DAY TWENTY-SEVEN

The Spice of life

“It’s nice to know that when you’ve farmed all your life it’s going to get carried on. That’s something special.”

We met Yael Bernier at the Farmers’ Market and decided to join her for a day exploring her garlic farm, Bernier Farms.

VISIT BERNIER FARMS

You know when the recipe called for 2 garlic cloves and you nod, then casually go ahead and add 6 cloves – bad breath be damned? Looking over the fields of garlic at the family-run farm Bernier Farms reminded me why I do this. Obviously, because garlic is delicious, but mostly because it elevates the flavor of every dish it’s in.  

Needless to say, the Bernier family live, breathe and eat garlic 365 days a year – and wouldn’t have it any other way. For Yael Bernier, garlic, specifically the Northern Red varietal, was her introduction to farming when she was living in Penngrove back in 1973. 

“She was struggling with a little garden in her backyard,” Yael’s son Zureal tells me. “And her old Italian neighbor, Mrs Lucchini, was watching her.” 

Mrs Lucchini knew what the problem was.

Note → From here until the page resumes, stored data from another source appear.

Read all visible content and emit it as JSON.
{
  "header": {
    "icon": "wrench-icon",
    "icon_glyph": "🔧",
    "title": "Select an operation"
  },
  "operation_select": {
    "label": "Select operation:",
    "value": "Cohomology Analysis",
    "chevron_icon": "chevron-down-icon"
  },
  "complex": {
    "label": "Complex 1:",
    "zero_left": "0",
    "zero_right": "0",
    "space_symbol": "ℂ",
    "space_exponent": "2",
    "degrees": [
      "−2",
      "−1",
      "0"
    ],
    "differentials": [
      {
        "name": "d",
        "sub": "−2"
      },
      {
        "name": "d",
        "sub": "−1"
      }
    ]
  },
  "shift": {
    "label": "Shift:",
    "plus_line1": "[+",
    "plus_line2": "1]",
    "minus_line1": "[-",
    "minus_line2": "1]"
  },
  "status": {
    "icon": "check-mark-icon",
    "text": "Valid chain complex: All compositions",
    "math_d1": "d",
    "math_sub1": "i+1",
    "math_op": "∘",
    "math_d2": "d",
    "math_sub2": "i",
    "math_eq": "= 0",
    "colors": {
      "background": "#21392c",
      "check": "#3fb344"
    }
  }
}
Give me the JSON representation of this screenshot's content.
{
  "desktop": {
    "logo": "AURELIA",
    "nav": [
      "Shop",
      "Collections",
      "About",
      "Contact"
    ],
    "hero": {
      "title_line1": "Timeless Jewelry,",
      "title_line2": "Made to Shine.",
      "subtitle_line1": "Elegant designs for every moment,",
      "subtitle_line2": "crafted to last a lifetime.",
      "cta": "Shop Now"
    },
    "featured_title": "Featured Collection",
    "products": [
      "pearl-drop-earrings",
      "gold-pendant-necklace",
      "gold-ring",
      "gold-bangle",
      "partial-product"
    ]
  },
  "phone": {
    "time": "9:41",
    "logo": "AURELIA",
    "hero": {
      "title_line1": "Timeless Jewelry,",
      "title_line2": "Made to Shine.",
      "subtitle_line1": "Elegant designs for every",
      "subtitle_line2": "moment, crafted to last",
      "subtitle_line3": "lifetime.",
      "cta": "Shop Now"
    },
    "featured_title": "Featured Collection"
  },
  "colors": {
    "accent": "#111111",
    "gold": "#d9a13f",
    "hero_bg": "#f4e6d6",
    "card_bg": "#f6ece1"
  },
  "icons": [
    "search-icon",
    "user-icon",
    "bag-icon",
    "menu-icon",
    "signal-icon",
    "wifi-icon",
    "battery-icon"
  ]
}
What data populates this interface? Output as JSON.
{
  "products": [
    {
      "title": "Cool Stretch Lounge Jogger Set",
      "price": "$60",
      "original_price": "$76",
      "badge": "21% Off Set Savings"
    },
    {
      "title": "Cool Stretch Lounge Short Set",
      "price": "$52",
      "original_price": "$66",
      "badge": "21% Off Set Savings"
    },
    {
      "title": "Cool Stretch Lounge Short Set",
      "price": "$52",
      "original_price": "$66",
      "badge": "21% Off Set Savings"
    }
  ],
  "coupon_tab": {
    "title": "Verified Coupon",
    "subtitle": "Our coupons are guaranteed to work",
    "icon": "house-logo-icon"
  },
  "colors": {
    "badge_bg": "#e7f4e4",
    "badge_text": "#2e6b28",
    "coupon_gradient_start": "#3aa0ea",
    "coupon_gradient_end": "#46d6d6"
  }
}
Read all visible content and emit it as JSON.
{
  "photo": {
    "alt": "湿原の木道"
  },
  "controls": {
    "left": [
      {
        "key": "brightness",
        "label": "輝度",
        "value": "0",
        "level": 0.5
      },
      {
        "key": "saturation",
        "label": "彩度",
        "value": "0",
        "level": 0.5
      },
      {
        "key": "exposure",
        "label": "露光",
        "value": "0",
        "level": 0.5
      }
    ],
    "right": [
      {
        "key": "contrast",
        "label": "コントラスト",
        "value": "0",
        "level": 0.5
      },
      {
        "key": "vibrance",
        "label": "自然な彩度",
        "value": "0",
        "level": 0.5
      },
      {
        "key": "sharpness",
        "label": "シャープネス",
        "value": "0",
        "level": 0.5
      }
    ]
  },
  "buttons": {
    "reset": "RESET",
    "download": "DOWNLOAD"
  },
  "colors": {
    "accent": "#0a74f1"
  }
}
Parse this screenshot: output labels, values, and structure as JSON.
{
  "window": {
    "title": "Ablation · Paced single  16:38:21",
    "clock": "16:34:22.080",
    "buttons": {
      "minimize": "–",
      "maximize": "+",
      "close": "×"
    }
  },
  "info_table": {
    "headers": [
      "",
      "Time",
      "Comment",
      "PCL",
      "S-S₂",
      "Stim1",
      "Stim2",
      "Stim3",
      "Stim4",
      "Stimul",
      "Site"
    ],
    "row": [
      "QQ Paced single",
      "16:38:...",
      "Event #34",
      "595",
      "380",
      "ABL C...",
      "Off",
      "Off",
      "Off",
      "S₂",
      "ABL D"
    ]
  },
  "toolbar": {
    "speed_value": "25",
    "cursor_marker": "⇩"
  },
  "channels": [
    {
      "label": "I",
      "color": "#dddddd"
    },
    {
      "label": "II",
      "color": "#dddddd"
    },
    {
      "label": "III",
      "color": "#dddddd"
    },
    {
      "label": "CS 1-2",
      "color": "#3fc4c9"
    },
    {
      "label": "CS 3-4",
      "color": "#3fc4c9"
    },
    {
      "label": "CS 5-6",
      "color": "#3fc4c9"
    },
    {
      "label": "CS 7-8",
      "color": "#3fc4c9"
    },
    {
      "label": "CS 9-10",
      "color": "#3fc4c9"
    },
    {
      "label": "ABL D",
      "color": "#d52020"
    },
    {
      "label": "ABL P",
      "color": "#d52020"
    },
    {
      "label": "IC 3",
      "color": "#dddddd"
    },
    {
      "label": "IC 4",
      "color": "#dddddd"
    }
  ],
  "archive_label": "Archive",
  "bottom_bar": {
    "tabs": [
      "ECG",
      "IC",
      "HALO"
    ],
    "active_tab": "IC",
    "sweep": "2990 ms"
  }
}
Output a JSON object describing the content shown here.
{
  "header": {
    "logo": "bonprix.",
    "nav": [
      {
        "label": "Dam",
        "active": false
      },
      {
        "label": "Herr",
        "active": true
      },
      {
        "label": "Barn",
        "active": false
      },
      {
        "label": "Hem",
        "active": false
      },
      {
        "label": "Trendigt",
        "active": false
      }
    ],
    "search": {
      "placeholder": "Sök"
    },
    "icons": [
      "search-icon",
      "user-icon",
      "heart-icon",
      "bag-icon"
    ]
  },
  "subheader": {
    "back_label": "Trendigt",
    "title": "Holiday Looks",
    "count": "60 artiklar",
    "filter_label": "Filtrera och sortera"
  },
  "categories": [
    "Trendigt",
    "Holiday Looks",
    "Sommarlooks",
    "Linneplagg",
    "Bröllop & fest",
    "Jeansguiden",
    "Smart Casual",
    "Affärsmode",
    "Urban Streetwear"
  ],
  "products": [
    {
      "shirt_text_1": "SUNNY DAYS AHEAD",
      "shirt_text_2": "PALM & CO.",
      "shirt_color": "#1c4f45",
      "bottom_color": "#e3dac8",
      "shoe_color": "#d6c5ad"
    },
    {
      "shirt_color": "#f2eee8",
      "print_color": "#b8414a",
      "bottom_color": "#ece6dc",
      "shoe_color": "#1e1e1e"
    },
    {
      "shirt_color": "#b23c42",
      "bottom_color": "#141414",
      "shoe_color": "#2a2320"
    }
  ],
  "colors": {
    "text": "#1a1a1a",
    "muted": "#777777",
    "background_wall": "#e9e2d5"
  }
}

She needed to start with a bigger seed. So she gave Yael some seeds of Italian Red garlic, brought to California from Europe.

And this [particular variety] is not readily available anywhere and so we’ve had to save it ever since she started planting it,” he says. “It’s kind of amazing that she’s been growing this variety for 50 years from the same few seeds that Mrs Lucchini gave her.”  

Seeing the joy that farming brought his parents, it was only natural that Zureal would want to join the family business. He decided this when he was in high school and applying for an exchange opportunity in Argentina. In his admission essay, he had written that he wanted to farm like his parents – this was news to Yael and Paul. 

 “It’s just nice to know when you’ve farmed all your life it’s going to get carried on. It’s very special,” Yael shares.  

Tips from Yael on making the most of your garlic

Fresh garlic is too delicious to pass up. That being said, it’s very moist, meaning it gets moldy quickly. If you want to store it longer, Yael suggests hanging it by the stem to dry it out.
Or, preserve it in olive oil. Garlic oil anyone?
Next time you visit Healdsburg Farmers Market, ask for hardneck garlic which is more flavorsome than its soft-necked relative. “What you generally see in the stores is softneck because the softneck garlic has a much longer shelf-life than hard neck garlic.”